As I said before, this Nano-Degree has a lot of important programming topics like HTML, CSS and JavaScript, but they also present other crucial subjects: optimization, testing, HTML5 Canvas, Design Patterns. Instead of enrolling in a short online course about each topic separately, Udacity offers everything in one small degree. It’s a bit long and it requires dedication. However, Udacity has a team to help everyone: it’s possible to book an appointment on Skype. There’re Slack groups and a big forum. I personally never used any of these tools, because for me it was easier to ask my partner, who is in IT himself.

Another positive feature are the projects. During the modules it’s necessary to send projects to Udacity. This was fundamental for me, because it gave me more confidence about programming. In these projects, I built real applications and coded eleven different projects. Each of these projects was revised by one of Udacity’s revisers. This is another point that makes Udacity special. When a reviser reviewed my code, I could check my mistakes and learn about them. Sometimes, it was boring, but believe me, it worked! Each time that I sent in something wrong and needed to rectify it, I learned more! On another platform I had a similar situation: someone reviewed my code. But in opposite to Udacity the revisers there were students like me. In consequence, nobody commented on my code or gave me a relevant evaluation. So, I couldn’t improve my knowledge or find where I actually made the mistakes. With Udacity it was totally different. The revisers gave me details about how to improve my code and they helped me with my mistakes by putting comments along the code and tasks.

Finally, they offer numerous lessons about careers. The HR instructors talk about LinkedIn, résumé and job letters. It’s helpful, because the Udacity HR professionals looked at my LinkedIn profile, for example, and showed me points that needed improvement. It’s valuable information, but it wasn’t my concern. Even, if It didn’t have these topics about careers, I would still sign in with Udacity.

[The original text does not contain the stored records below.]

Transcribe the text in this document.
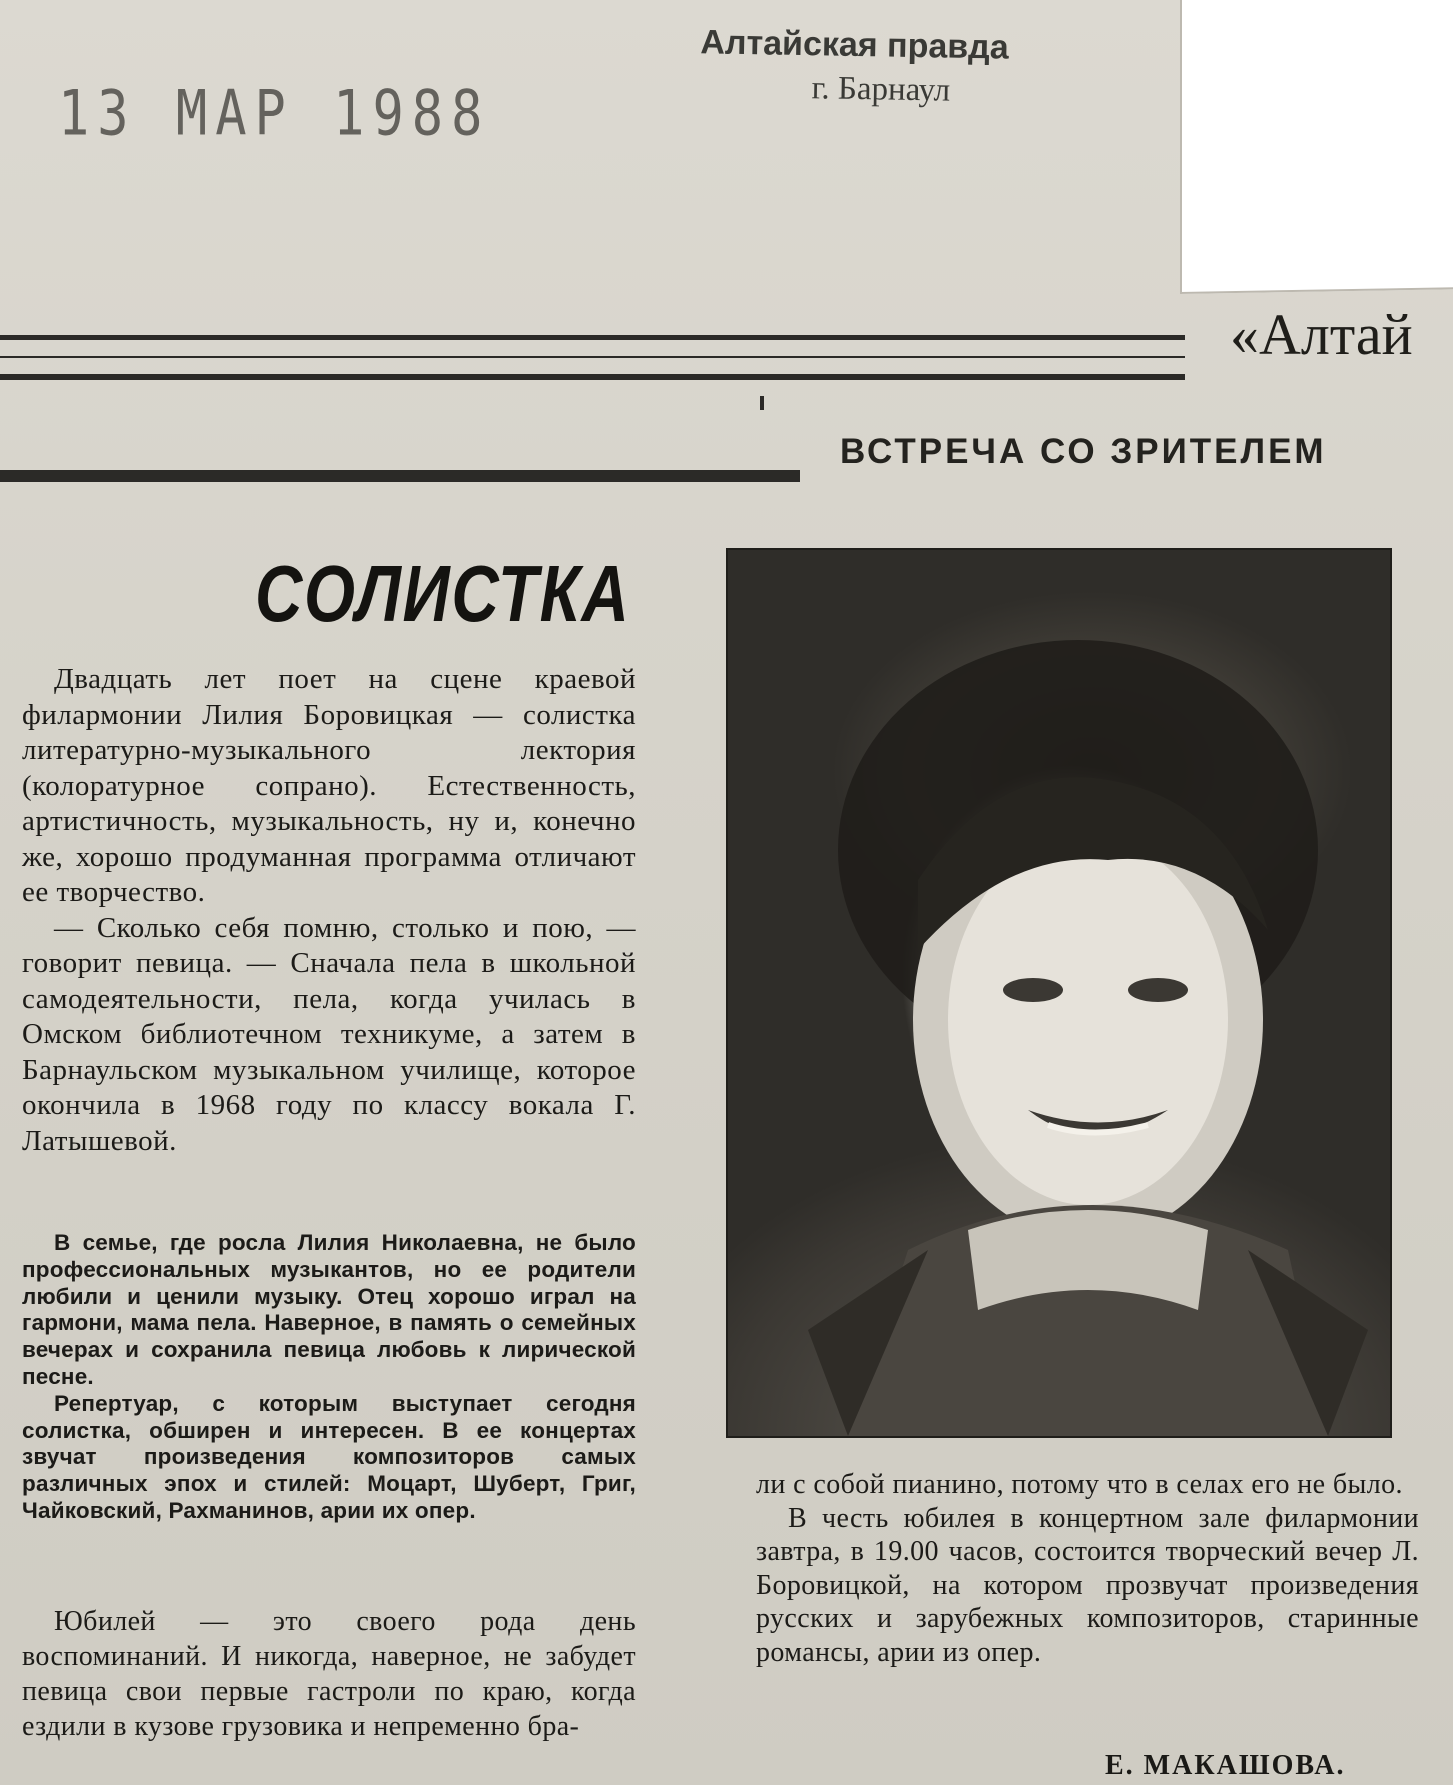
13 МАР 1988
Алтайская правда
г. Барнаул
«Алтай
ВСТРЕЧА СО ЗРИТЕЛЕМ
СОЛИСТКА

Двадцать лет поет на сцене краевой филармонии Лилия Боровицкая — солистка литературно-музыкального лектория (колоратурное сопрано). Естественность, артистичность, музыкальность, ну и, конечно же, хорошо продуманная программа отличают ее творчество.

— Сколько себя помню, столько и пою, — говорит певица. — Сначала пела в школьной самодеятельности, пела, когда училась в Омском библиотечном техникуме, а затем в Барнаульском музыкальном училище, которое окончила в 1968 году по классу вокала Г. Латышевой.

В семье, где росла Лилия Николаевна, не было профессиональных музыкантов, но ее родители любили и ценили музыку. Отец хорошо играл на гармони, мама пела. Наверное, в память о семейных вечерах и сохранила певица любовь к лирической песне.

Репертуар, с которым выступает сегодня солистка, обширен и интересен. В ее концертах звучат произведения композиторов самых различных эпох и стилей: Моцарт, Шуберт, Григ, Чайковский, Рахманинов, арии их опер.

Юбилей — это своего рода день воспоминаний. И никогда, наверное, не забудет певица свои первые гастроли по краю, когда ездили в кузове грузовика и непременно бра-

ли с собой пианино, потому что в селах его не было.

В честь юбилея в концертном зале филармонии завтра, в 19.00 часов, состоится творческий вечер Л. Боровицкой, на котором прозвучат произведения русских и зарубежных композиторов, старинные романсы, арии из опер.

Е. МАКАШОВА.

But the are also some disadvantages in enrolling with Udacity. For example, the price probably is quite a negative aspect of Udacity. While you can enroll in other online course for around 50 dollars, Udacity doesn’t charge for single courses, but only offers the whole package if you want to get a certified degree. For me this meant a monthly payment of quite an amount of money. There is a cashback possibility, if you finish the course in less than on year, but it still is a big investment. The course is really good, but I’m not sure about their cost. They could offer more discounts or something like that.

Furthermore, some courses could be better. Sometimes, the videos content weren’t enough and too simple. I remember when I did the Arcade Game unit, there wasn’t any explanation about Javascript’s basic concepts. They started a little review about functions and objects. After that they introduced many difficult themes like prototype and pseudo classes. If you are a beginner student, you rather need to learn about conditionals, loops or objects, than pseudo classes or prototypes in the first unit about Javascript. Nowadays, they have an introduction lesson to help everyone. However, it was one of the scariest situations for me in Udacity. Finally, I have the feeling that Udacity doesn’t know who the target audience is. There are lessons that are made very well, so any level programmer could follow them, but in the same time, there are complex lessons where the instructors speak to experienced programmers only or suppress information.

Lastly, the Portuguese translation in Udacity Brazil wasn’t good. As a result, many parts of the Nano-Degree were in English and the instructions projects were confusing. I never knew when I should write in Portuguese or in English. In the end, I just wrote in English and, consequently, my revisers answered in English, too! I was in Udacity Brazil, so I expected good instructions in Portuguese! Another detail that made my experience good but not awesome.

In conclusion, I recommend the Front-End Developer Nano-degree. Nothing is perfect, Udacity has a lot of points to improve. Notwithstanding, I think they delivered what they’ve promised. I’ve finished my Nano-Degree with more confidence, with a good résumé and with new 50 people added to my LinkedIn (the HR person in Udacity told me this is a good number to start an account). One suggestion for Udacity is to show the transcription of their videos. It would be interesting for students to understand the context when pausing the video due misunderstanding the topic. Another interesting thing is to improve the videos content. Also, funny videos are cool, but they need deep content. In the future, I hope to be able to enroll in others courses in this platform.